Where I'm converging
One integrator agent in a single worktree. All sub agents it spawns run inside that same worktree. One level of isolation. Ship PRs directly from there to main or consumer. No nested worktree graph to untangle.
Saw Peter Steinberger mention he doesn't use worktrees at all and I'm starting to understand why. With one worktree you get clarity. With six, you spend half your mental cycles just keeping the map in your head and the whole point of running agents is to offload cognitive load, not add it.
The session length problem
Something else I've been wondering about. When Codex finds a bug and fixes it, then immediately surfaces another issue, do you keep going in that same session or do you spin up a fresh one?
My experience is that the longer a session runs the worse the output gets. Context bloat makes the model noticeably slower and dumber. What should be a quick precise fix turns into the agent going in circles or making weird choices. At some point the session just becomes unusable.

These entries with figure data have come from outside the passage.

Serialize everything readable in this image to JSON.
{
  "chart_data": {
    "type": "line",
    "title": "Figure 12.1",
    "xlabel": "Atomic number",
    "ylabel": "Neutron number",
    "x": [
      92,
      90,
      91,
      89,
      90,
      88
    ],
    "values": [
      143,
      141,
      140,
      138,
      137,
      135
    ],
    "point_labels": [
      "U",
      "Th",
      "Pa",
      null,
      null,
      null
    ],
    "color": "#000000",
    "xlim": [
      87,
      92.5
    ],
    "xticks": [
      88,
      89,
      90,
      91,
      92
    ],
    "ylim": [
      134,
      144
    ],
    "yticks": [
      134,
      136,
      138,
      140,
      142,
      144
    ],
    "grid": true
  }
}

So the question becomes: one long session per task, or short focused sessions per bug, even if that means more context setup overhead? And does your answer change depending on whether you're using worktrees or not?
What's your setup?
How are you running multi agent Codex in practice? Pure main branch, worktrees, tmux orchestration, something else entirely? Especially curious if anyone's found a clean solution for concurrent agents plus multiple target branches plus keeping sessions tight enough to stay useful.